O sancta simplicitas! What a strange simplification and falsification people live in! The wonders never cease, for those who devote their eyes to such wondering. How we have made everything around us so bright and easy and free and simple! How we have given our senses a carte blanche for everything superficial, given our thoughts a divine craving for high-spirited leaps and false inferences! – How we have known from the start to hold on to our ignorance in order to enjoy a barely comprehensible freedom, thoughtlessness, recklessness, bravery, and joy in life; to delight in life itself! And, until now, science could arise only on this solidified, granite foundation of ignorance, the will to know rising up on the foundation of a much more powerful will, the will to not know, to uncertainty, to untruth! Not as its opposite, but rather – as its refinement! Even when language, here as elsewhere, cannot get over its crassness and keeps talking about opposites where there are only degrees and multiple, subtle shades of gradation; even when the ingrained tartuffery of morals (which is now part of our “flesh and blood,” and cannot be overcome) twists the words in our mouths (we who should know better); now and then we still realize what is happening, and laugh about how it is precisely the best science that will best know how to keep us in this simplified, utterly artificial, well-invented, well-falsified world, how unwillingly willing science loves error because, being alive, – it loves life!

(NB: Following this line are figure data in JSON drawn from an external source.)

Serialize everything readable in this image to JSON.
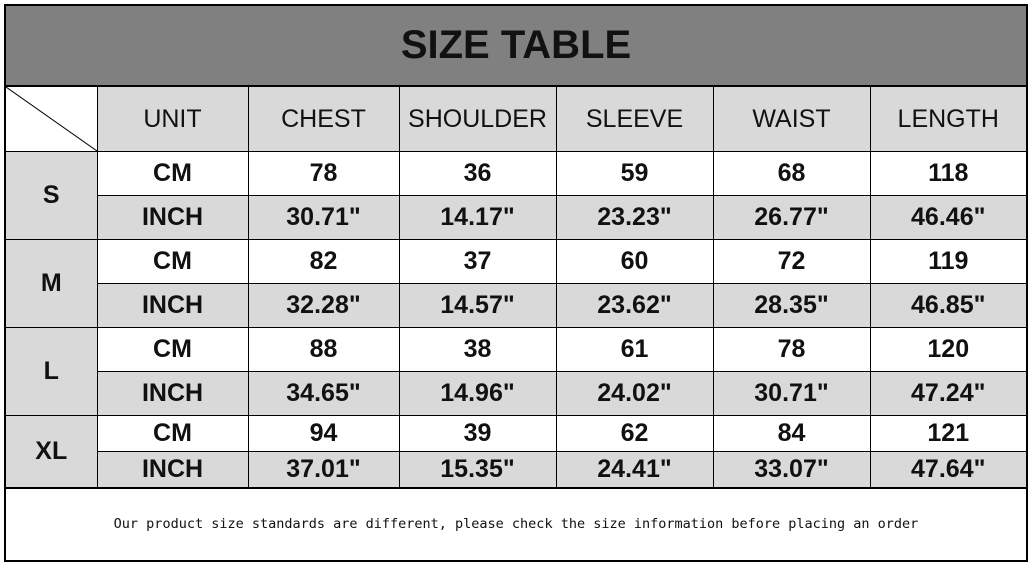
{
  "title": "SIZE TABLE",
  "headers": [
    "UNIT",
    "CHEST",
    "SHOULDER",
    "SLEEVE",
    "WAIST",
    "LENGTH"
  ],
  "rows": [
    {
      "size": "S",
      "cm": {
        "unit": "CM",
        "values": [
          "78",
          "36",
          "59",
          "68",
          "118"
        ]
      },
      "inch": {
        "unit": "INCH",
        "values": [
          "30.71\"",
          "14.17\"",
          "23.23\"",
          "26.77\"",
          "46.46\""
        ]
      }
    },
    {
      "size": "M",
      "cm": {
        "unit": "CM",
        "values": [
          "82",
          "37",
          "60",
          "72",
          "119"
        ]
      },
      "inch": {
        "unit": "INCH",
        "values": [
          "32.28\"",
          "14.57\"",
          "23.62\"",
          "28.35\"",
          "46.85\""
        ]
      }
    },
    {
      "size": "L",
      "cm": {
        "unit": "CM",
        "values": [
          "88",
          "38",
          "61",
          "78",
          "120"
        ]
      },
      "inch": {
        "unit": "INCH",
        "values": [
          "34.65\"",
          "14.96\"",
          "24.02\"",
          "30.71\"",
          "47.24\""
        ]
      }
    },
    {
      "size": "XL",
      "cm": {
        "unit": "CM",
        "values": [
          "94",
          "39",
          "62",
          "84",
          "121"
        ]
      },
      "inch": {
        "unit": "INCH",
        "values": [
          "37.01\"",
          "15.35\"",
          "24.41\"",
          "33.07\"",
          "47.64\""
        ]
      }
    }
  ],
  "footer": "Our product size standards are different, please check the size information before placing an order",
  "colors": {
    "title_bg": "#808080",
    "cell_gray": "#d9d9d9"
  }
}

In Europe these days, moral sentiment is just as refined, late, multiple, sensitive, and subtle as the “science of morals” (which belongs with it) is young, neophyte, clumsy, and crude: – an attractive contrast, and one that occasionally becomes visible, embodied in the person of the moralist himself. Considering what it signifies, the very phrase “science of morals” is much too arrogant and offends good taste, which always tends to prefer more modest terms. We should admit to ourselves with all due severity exactly what will be necessary for a long time to come and what is provisionally correct, namely: collecting material, formulating concepts, and putting into order the tremendous realm of tender value feelings and value distinctions that live, grow, reproduce, and are destroyed, – and, perhaps, attempting to illustrate the recurring and more frequent shapes of this living crystallization, – all of which would be a preparation for a typology of morals. Of course, people have not generally been this modest. Philosophers have all demanded (with ridiculously stubborn seriousness) something much more exalted, ambitious, and solemn as soon as they took up morality as a science: they wanted morality to be grounded, – and every philosopher so far has thought that he has provided a ground for morality. Morality itself, however, was thought to be “given.” What a distance between this sort of crass pride and that supposedly modest little descriptive project, left in rot and ruin, even though the subtlest hands and senses could hardly be subtle enough for it.